White, Jacquelyn W.; Humphrey, John A.
Even though rape is the crime they fear most, women hold strong beliefs that their personal risk for sexual victimization is lower than the risk for other women. Victimization shatters illusions of invulnerability, and results in feelings of vulnerability, suggesting that sexual victimization should decrease women's perceived invulnerability for future sexual victimization. This study discusses these relationships in the context of a longitudinal study, in which 395 women provided data on the impact of sexual victimization (attempted or completed rape) on changes across one year in the perceived likelihood of experiencing a sexual assault. Analyses reveal a lower perceived likelihood of assault by a stranger was greater than by an acquaintance, but at time two, the relationship was reversed. Furthermore, at time one there were no differences in the two groups' reported likelihood of either experiencing future nonsexual crimes/accidents or encountering health problems, but at time two, women who had been sexually victimized showed a significant increase in their reported likelihood of both types of misfortunes. These results held even when controlling for victimization experiences occurring prior to the first assessment.

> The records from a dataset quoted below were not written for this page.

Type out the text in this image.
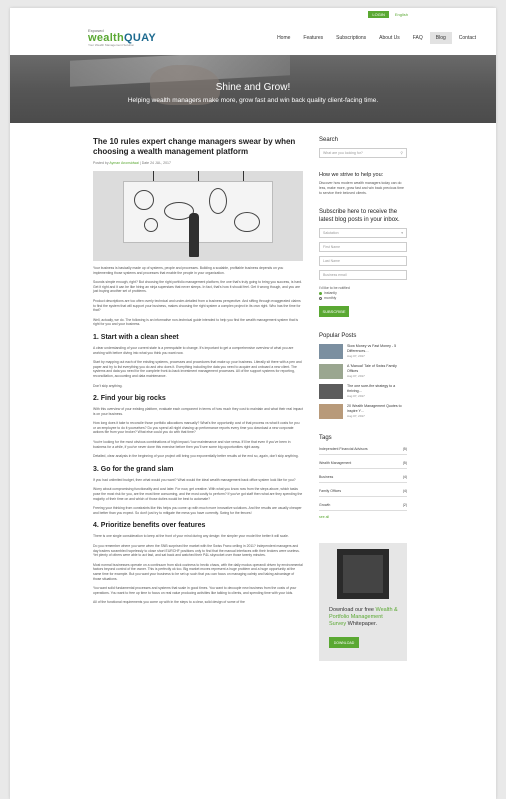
LOGIN	English
Exposed
wealthQUAY
Your Wealth Management Solution
Home	Features	Subscriptions	About Us	FAQ	Blog	Contact
Shine and Grow!

Helping wealth managers make more, grow fast and win back quality client-facing time.

The 10 rules expert change managers swear by when choosing a wealth management platform
Posted by Ayman Anonsidwai | Date 24 JUL, 2017

Your business is basically made up of systems, people and processes. Building a scalable, profitable business depends on you implementing those systems and processes that enable the people in your organization.

Sounds simple enough, right? But choosing the right portfolio management platform, the one that's truly going to bring you success, is hard. Get it right and it can be like hiring an ninja superstars that never sleeps. In fact, that's how it should feel. Get it wrong though, and you are just buying another set of problems.

Product descriptions are too often overly technical and under-detailed from a business perspective. And sifting through exaggerated claims to find the system that will support your business, makes choosing the right system a complex project in its own right. Who has the time for that?

Well, actually, we do. The following is an informative non-technical guide intended to help you find the wealth management system that is right for you and your business.

1. Start with a clean sheet

A clear understanding of your current state is a prerequisite to change. It's important to get a comprehensive overview of what you are working with before diving into what you think you want now.

Start by mapping out each of the existing systems, processes and procedures that make up your business. Literally sit there with a pen and paper and try to list everything you do and who does it. Everything including the data you need to acquire and onboard a new client. The systems and data you need for the complete front-to-back investment management processes. All of the support systems for reporting, reconciliation, accounting and data maintenance.

Don't skip anything.

2. Find your big rocks

With this overview of your existing platform, evaluate each component in terms of how much they cost to maintain and what their real impact is on your business.

How long does it take to reconcile those portfolio allocations manually? What's the opportunity cost of that process vs what it costs for you or an employee to do it yourselves? Do you spend all night chasing up performance reports every time you download a new corporate actions file from your broker? What else could you do with that time?

You're looking for the most obvious combinations of high impact / low maintenance and vice versa. It'll be that even if you've been in business for a while, if you've never done this exercise before then you'll see some big opportunities right away.

Detailed, clear analysis in the beginning of your project will bring you exponentially better results at the end so, again, don't skip anything.

3. Go for the grand slam

If you had unlimited budget, then what would you want? What would the ideal wealth management back office system look like for you?

Worry about compromising functionality and cost later. For now, get creative. With what you know now from the steps above, which tasks pose the most risk for you, are the most time consuming, and the most costly to perform? If you've got staff then what are they spending the majority of their time on and which of those duties would be best to automate?

Freeing your thinking from constraints like this helps you come up with much more innovative solutions. And the results are usually cheaper and better than you expect. So don't just try to mitigate the mess you have currently. Swing for the fences!

4. Prioritize benefits over features

There is one single consideration to keep at the front of your mind during any design: the simpler your model the better it will scale.

Do you remember where you were when the SNB surprised the market with the Swiss Franc ceiling in 2011? Independent managers and day traders scrambled hopelessly to close short EURCHF positions only to find that the manual interfaces with their brokers were useless. Yet plenty of others were able to act fast, and sat back and watched their P&L skyrocket over those twenty minutes.

Most normal businesses operate on a continuum from slick coziness to hectic chaos, with the daily modus operandi driven by environmental factors beyond control of the owner. This is perfectly ok too. Big market moves represent a huge problem and a huge opportunity at the same time for example. But you want your business to be set up such that you can focus on managing calmly and taking advantage of those situations.

You want solid fundamental processes and systems that scale in good times. You want to decouple new business from the costs of your operations. You want to free up time to focus on real value producing activities like talking to clients, and spending time with your kids.

All of the functional requirements you come up with in the steps to a clear, solid design of some of the

Search
What are you looking for?	⚲
How we strive to help you:
Discover how modern wealth managers today can do less, make more, grow fast and win back precious time to service their beloved clients.
Subscribe here to receive the latest blog posts in your inbox.
Salutation	▾
First Name
Last Name
Business email
I'd like to be notified
instantly
monthly
SUBSCRIBE
Popular Posts
Slow Money vs Fast Money - 5 Differences…
Aug 07, 2017
A 'Manual' Tale of Swiss Family Offices
Aug 07, 2017
The one sure-fire strategy to a thriving…
Aug 07, 2017
20 Wealth Management Quotes to inspire Y…
Aug 07, 2017
Tags
Independent Financial Advisors	(5)
Wealth Management	(5)
Business	(4)
Family Offices	(4)
Growth	(2)
see all
Download our free Wealth & Portfolio Management Survey Whitepaper.
DOWNLOAD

Finally, not only did victimization change perceptions of risk, but also changed various aspects of victims' interpersonal behavior and mental health. Contains seven graphs and tables. (Author)
Publication Type: Speeches/Meeting Papers; Reports - Research
Education Level: N/A
Authoring Institution: N/A
Note: Paper presented at the Annual Convention of the American Psychological Association (103rd, New York, NY, August 11-15, 1995).